Les cent kilomètres autour du mas sont sains ou quasi sains, aucun piégeage. Nous commençons à démonter les sas entre le village et les cinquante kilomètres pour récupérer les matériaux. Entre cent et cent cinquante kilomètres, menace légère avec une créature par semaine ou moins, des animaux rachitiques uniquement. Des oiseaux principalement. Nous sommes en fin de contamination. L'intérieur de notre espace sous sas est presque propre. Au-dehors des sas, entre cent cinquante et deux cents, menace importante, une dizaine de créatures par semaine avec humanoïdes. Il y a toujours épisodiquement la présence d'humains belliqueux potentielle. Au-delà, danger absolu. Nous ne nous y rendons pas encore bien qu'il me tarde d'arriver à Tourmorte, à deux cent cinquante kilomètres pour botter les fesses à Choupette. Je garde espoir qu'elle soit encore vivante. Sur notre limite Est, Charleston semble s'assainir quelque peu. Il n'y a plus d'humanoïdes depuis dix jours.

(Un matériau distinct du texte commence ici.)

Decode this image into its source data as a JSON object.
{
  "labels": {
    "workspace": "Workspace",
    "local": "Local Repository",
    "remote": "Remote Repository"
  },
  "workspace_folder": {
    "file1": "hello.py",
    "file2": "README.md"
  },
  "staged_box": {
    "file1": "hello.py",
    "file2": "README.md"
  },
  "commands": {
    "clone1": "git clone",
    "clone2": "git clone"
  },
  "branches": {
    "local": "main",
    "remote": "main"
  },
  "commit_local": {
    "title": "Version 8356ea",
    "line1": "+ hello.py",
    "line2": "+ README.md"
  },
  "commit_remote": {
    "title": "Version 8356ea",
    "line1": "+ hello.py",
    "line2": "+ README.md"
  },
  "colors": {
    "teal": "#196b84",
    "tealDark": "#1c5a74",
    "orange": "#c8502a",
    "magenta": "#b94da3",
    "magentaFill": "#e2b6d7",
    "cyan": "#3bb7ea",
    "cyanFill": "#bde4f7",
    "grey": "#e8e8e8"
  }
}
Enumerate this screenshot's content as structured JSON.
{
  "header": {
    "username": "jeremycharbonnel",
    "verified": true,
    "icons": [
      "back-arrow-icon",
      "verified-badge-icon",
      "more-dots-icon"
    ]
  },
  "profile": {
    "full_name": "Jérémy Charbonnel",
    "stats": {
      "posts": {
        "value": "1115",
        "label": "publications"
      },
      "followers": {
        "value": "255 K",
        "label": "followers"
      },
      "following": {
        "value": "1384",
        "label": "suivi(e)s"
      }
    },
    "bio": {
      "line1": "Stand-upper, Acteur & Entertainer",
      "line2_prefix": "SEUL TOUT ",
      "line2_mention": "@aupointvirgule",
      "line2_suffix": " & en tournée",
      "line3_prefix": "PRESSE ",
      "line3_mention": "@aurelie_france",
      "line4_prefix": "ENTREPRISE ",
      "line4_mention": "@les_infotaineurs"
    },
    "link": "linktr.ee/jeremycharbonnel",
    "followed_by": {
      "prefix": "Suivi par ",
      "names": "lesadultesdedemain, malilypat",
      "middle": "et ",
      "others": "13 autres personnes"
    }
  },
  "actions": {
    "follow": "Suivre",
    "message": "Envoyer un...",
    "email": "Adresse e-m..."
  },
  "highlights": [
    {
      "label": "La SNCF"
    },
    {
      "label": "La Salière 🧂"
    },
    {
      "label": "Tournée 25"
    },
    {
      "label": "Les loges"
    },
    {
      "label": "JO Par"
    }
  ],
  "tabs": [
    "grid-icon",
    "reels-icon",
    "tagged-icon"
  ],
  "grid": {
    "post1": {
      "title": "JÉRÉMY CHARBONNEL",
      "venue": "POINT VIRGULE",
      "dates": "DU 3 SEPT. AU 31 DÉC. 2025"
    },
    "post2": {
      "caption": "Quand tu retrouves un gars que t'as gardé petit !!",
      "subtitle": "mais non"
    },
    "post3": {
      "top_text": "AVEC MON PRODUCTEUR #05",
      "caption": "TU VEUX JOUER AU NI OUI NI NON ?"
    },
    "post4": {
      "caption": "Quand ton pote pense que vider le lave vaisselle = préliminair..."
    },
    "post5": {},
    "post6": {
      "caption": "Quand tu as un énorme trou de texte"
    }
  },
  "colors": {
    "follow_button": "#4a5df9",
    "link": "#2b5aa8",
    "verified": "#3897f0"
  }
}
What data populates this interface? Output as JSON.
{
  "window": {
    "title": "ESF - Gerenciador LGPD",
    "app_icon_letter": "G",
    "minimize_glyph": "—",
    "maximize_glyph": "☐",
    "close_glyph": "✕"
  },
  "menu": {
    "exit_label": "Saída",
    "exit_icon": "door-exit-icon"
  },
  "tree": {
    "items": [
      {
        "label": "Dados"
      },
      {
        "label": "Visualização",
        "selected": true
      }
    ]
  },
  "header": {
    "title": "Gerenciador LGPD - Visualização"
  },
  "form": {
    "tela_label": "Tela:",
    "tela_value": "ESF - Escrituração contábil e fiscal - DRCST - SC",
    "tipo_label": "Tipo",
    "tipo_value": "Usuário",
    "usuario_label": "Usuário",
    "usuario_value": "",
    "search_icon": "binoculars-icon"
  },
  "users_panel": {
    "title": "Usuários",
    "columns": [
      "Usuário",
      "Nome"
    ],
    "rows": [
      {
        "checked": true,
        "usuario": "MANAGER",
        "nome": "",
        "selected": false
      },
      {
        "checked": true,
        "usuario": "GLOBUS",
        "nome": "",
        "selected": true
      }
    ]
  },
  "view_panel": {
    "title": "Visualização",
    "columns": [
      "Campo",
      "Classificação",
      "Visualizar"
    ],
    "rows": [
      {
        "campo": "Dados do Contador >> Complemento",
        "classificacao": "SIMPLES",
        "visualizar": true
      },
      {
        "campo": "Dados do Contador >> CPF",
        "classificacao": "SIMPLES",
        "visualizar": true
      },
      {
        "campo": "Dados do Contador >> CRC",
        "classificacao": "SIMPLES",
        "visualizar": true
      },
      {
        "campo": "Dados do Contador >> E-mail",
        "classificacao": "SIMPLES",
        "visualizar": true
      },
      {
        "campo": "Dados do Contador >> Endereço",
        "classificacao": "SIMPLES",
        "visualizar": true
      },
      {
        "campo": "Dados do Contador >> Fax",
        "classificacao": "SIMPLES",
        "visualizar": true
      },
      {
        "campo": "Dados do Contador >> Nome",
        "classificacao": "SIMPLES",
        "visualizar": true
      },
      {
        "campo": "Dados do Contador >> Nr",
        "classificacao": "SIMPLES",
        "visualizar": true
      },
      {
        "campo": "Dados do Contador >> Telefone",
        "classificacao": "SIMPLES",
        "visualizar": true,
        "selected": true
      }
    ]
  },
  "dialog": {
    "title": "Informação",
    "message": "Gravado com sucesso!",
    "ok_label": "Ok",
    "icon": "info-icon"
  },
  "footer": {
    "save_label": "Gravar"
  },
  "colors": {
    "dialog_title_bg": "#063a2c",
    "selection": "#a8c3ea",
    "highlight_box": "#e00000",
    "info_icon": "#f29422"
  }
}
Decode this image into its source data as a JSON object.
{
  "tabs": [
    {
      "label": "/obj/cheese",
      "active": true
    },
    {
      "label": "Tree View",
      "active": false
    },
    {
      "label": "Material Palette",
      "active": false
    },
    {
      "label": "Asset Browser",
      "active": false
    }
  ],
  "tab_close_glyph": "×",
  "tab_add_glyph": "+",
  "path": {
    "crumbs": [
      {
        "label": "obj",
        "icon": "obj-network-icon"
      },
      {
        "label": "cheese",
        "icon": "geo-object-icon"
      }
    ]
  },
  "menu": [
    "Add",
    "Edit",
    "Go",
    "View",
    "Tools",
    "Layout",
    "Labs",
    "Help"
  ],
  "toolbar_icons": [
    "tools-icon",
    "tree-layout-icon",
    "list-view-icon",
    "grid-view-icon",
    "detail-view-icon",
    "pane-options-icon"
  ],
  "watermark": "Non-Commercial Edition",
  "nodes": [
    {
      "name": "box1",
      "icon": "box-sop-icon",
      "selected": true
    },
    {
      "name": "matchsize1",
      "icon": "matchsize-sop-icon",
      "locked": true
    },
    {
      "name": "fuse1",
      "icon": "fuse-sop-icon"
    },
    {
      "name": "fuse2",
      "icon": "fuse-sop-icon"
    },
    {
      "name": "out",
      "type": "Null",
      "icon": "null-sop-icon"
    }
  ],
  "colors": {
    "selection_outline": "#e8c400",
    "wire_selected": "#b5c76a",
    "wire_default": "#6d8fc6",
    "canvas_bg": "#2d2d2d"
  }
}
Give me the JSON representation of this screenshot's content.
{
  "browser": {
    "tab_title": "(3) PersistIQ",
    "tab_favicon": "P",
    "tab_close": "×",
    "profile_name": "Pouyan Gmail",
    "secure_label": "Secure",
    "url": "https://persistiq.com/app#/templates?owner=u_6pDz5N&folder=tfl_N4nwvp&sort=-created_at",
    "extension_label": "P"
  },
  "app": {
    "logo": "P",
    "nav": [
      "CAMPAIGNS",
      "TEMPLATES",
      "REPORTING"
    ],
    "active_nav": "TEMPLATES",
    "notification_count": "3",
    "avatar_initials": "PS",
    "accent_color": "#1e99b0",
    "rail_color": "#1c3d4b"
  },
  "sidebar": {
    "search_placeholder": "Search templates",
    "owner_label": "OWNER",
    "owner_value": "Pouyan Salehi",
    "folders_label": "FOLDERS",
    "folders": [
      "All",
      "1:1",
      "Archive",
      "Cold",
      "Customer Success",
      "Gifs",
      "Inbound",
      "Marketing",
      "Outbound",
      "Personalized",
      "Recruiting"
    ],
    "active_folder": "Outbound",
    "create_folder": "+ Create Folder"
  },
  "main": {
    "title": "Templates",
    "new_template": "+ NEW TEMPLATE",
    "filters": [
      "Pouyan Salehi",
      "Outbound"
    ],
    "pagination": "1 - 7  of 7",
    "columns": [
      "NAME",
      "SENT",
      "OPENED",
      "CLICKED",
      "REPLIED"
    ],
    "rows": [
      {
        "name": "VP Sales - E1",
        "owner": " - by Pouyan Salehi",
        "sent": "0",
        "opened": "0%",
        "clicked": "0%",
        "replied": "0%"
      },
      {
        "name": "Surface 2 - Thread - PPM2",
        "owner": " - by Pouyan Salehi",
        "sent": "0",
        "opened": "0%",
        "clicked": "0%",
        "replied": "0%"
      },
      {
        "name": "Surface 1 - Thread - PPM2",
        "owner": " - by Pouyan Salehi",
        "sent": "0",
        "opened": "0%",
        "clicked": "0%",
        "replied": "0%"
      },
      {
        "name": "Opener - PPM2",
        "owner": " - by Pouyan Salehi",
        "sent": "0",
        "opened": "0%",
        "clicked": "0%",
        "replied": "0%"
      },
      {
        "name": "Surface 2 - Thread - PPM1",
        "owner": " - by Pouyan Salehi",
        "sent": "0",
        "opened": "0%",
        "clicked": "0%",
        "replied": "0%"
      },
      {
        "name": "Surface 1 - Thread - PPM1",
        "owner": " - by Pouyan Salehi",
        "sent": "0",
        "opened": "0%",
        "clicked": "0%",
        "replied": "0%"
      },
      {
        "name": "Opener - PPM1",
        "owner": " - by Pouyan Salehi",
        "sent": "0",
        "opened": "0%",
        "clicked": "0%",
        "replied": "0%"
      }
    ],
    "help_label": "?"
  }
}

Aujourd'hui, je suis sur le piège de Fitruk au Nord avec Naya et Damien, à une cinquantaine de kilomètres de King. Le Nord est toujours plus difficile à assainir en raison du grand nombre de villes. Le Sud-Ouest devient lui aussi plus compliqué pour les mêmes raisons. Nous cherchons un endroit propice pour poser un troisième piège. Je voudrais aller plus au centre-ville, nos deux premiers pièges étant en bordure Sud. Quand je trouve le parc botanique, nous nous arrêtons avec notre tractopelle. Un piège tout frais est déjà en place, creusé depuis moins de quarante-huit heures au vu de la fraîcheur de la terre. En mode furtif, je m'approche des panneaux d'informations. Deux humanoïdes sont au fond en train d'agoniser et de se faire dévorer par une dizaine de rats infectés. Un manuel est accroché. Je le parcours des yeux à toute vitesse. C'est dans le même style que le nôtre. En fait, c'est celui que Richard avait envoyé à d'autres groupes de survivalistes avant la guerre avec juste deux ou trois informations de plus.

Le piège est fait à la manière de Richard. L'endroit choisi stratégiquement. Les indications du panneau sont similaires à celles que je donne. Des refuges où attendre, pas une localisation précise. Très bien écrit. Trop bien écrit. Je dois identifier la menace rapidement. Je grimpe en hauteur, sur un bâtiment un peu plus haut que les autres. Les lumières de plusieurs bâtiments sont éclairées au Nord de la ville, ainsi que les lampadaires. Je pense qu'on vient de trouver un autre groupe de survivalistes. Un groupe militaire qui connaît Richard, j'ai l'impression.

La menace n'en est pas moins importante. Nous avons affaire clairement à des militaires chevronnés en grand nombre au vu du matériel utilisé. Naya, Damien et moi décidons de grimper plus haut, au sommet d'un grand immeuble. Toute la partie Nord de la ville est éclairée. J'aperçois deux autres pièges assez loin. Je prends le risque de me rapprocher de la zone avec mes deux amis. Nous devons absolument observer les arrivants. Nous traversons la ville en faisant très attention pour gagner un gratte-ciel. Mes amis se planquent et surveillent le bas du bâtiment. J'ai heureusement toujours mon fusil de tireur d'élite offert par Parrain avec moi. Avec la lunette de mon fusil, je cherche les formes de vie dans le secteur.

Je distingue rapidement un groupe de cinq personnes. Ils portent des treillis militaires et semblent athlétiques. Ils agissent de manière logique et organisée. Méthodiquement. Nous avons clairement affaire à des militaires. Une femme semble être à la tête du groupe. Je vois les hommes réagir à ses gestes. Je me focalise dessus. Elle me tourne le dos. Je scrute le moindre de ses mouvements, le cœur battant. Enfin, elle finit par se retourner. Son instinct lui dit que quelqu'un l'observe. Je la reconnais aussitôt. L'ex-femme de Papinou. Une militaire de très haut niveau. Mathilde.